L'arrivée de nouveaux moyens de transport est probable avec les véhicules autonomes (cf. Google), sans compter les drones ne serait-ce que pour les colis.
Avec tout ça, a-t-on besoin de taxi ?
Quand les voitures seront devenues autonomes, les taxis le seront peut-être aussi, et donc les conducteurs n'auront plus d'utilité.
Mais en attendant, regardons la joie du métier de taxi.
Car vu le tintoin soulevé par la concurrence des voitures de tourisme avec chauffeur (VTC) qui leur dispute le client, il faut penser que taxi est un beau métier.
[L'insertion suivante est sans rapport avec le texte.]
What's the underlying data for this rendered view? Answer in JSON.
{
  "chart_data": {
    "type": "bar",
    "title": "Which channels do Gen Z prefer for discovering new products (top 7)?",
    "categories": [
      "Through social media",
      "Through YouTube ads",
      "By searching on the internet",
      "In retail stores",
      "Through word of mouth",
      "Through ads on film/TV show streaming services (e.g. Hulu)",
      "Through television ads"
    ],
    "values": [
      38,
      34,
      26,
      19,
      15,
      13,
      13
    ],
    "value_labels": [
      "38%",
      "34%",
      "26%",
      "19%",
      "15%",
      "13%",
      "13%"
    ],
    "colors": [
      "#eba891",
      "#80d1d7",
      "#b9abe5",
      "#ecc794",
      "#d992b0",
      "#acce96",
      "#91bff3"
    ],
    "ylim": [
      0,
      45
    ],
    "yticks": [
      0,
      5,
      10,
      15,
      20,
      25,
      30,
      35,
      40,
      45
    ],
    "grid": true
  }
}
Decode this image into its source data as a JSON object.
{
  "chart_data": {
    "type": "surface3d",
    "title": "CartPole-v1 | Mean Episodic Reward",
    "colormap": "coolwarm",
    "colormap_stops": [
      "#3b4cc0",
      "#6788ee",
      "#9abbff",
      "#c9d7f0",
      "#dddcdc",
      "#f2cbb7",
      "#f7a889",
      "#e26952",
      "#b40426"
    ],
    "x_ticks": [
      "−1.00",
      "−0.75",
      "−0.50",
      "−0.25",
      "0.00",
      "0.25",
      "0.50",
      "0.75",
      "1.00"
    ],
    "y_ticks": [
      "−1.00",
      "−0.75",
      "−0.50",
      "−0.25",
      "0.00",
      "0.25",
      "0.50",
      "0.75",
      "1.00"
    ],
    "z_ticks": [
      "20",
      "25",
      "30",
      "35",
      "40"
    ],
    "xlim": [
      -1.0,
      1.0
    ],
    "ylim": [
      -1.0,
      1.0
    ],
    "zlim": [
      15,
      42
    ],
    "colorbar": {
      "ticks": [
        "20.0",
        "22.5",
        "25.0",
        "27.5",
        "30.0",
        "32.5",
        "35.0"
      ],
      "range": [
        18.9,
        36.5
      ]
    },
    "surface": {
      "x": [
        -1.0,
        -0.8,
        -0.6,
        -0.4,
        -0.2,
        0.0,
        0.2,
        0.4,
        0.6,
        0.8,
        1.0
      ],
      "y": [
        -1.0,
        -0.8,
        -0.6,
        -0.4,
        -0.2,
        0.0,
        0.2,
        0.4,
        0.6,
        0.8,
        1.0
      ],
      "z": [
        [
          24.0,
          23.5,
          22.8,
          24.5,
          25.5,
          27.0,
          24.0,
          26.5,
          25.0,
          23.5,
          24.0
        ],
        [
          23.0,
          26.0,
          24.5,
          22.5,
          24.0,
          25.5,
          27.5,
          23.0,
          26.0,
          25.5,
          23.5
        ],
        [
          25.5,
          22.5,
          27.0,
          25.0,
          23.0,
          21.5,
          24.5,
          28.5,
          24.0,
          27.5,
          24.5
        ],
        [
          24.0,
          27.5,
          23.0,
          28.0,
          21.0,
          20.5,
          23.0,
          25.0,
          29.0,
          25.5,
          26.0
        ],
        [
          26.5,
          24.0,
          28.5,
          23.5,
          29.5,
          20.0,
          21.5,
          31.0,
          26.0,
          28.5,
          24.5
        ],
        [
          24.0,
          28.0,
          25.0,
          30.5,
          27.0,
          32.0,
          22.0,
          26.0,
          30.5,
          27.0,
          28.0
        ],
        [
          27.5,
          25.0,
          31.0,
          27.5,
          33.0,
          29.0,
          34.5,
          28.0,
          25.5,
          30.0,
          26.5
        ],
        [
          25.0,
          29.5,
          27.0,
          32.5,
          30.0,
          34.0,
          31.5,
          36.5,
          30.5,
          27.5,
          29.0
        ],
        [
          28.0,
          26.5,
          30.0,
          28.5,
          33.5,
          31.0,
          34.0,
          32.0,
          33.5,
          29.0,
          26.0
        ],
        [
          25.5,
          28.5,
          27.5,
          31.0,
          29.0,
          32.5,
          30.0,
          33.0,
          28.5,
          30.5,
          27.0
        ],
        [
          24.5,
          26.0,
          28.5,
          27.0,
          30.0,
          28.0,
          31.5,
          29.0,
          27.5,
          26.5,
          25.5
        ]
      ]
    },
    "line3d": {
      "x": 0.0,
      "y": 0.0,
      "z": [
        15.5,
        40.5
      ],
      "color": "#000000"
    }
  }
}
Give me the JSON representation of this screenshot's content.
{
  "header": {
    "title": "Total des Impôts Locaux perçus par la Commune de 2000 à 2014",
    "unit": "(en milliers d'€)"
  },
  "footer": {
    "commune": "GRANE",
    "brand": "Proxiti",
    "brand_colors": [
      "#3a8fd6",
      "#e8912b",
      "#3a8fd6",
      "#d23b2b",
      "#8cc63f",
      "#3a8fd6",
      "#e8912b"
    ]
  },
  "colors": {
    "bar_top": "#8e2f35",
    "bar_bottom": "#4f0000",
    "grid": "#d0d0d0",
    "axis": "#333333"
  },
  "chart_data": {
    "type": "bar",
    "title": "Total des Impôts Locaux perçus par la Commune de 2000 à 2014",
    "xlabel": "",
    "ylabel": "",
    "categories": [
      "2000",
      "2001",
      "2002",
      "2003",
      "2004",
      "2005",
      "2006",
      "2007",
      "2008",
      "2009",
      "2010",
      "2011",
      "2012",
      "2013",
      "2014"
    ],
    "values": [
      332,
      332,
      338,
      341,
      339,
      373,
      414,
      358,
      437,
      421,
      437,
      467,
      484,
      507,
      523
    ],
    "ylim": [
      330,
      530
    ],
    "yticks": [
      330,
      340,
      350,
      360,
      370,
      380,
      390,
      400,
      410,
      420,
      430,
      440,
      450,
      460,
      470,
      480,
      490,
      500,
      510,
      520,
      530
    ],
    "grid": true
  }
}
En fait, pas vraiment. Il ignore ce qu'il va gagner, mais il sait qu'il doit rembourser les frais d'installation qui avoisinent le prix d'un appartement.
Il passe sa journée au volant, attendant qu'une course arrive, et elle vient quand les embouteillages le condamment à aller au pas, mais pas quand la circulation est fluide.
Pour s'installer, il doit passer un examen, acheter une licence à un futur retraité, ou attendre des lustres pour en obtenir une gratuitement. De toutes façons, il devra attendre plus ou moins longtemps pour la revendre. Et tant pis s'il s'aperçoit entretemps qu'il a ailleurs une opportunité pour s'éclater dans la vie. Il est entravé à son métier comme un vulgaire serf de l'ancien régime.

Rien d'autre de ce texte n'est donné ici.